Stand: 07.10.2016 08:35 Uhr

Dem ehemaligen Bundesliga-Profi Deniz Naki drohen in der Türkei bis zu fünf Jahre Haft. Vorwurf: Er habe PKK-Propaganda verbreitet. Im Interview mit tagesschau.de erklärt Naki, warum er nicht nach Deutschland zurückkommt, sondern sich dem Prozess stellen will.

tagesschau.de: Warum sind Sie angeklagt?

Deniz Naki: Ich habe auf Facebook einige Sachen gepostet, in denen ich angeblich Propaganda für die PKK mache. Es geht um sieben Einträge, für die ich bis zu fünf Jahre ins Gefängnis soll.

Deniz Naki
Zur Person
Deniz Naki, geboren 1989 in Düren, spielte in der Jugend bei Bayer Leverkusen und in den DFB-Nationalmannschaften. Von 2009 bis 2012 war er beim FC St. Pauli, danach in Paderborn. 2013 wechselte Naki in die Türkei, wo er mittlerweile bei Amed SK in Diyarbakır spielt.

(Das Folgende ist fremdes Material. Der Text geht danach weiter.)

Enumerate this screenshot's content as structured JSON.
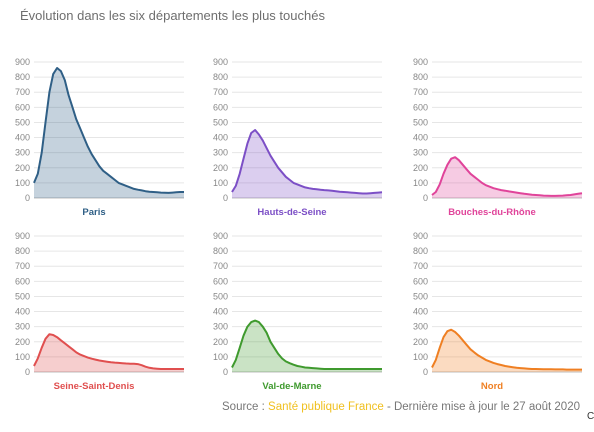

tagesschau.de: Es geht dabei laut türkischen Medienberichten auch um "Hetze" - unter anderem um ein Foto von einem verzweifelten Vater, der neben seinen toten Kindern sitzt. Dieses Foto haben Sie laut Anklage geteilt und behauptet, die Kinder seien bei einem Angriff der türkischen Armee getötet worden. Tatsächlich stamme das Bild aber aus dem Gazakrieg 2009. Was sagen Sie zu dem Vorwurf?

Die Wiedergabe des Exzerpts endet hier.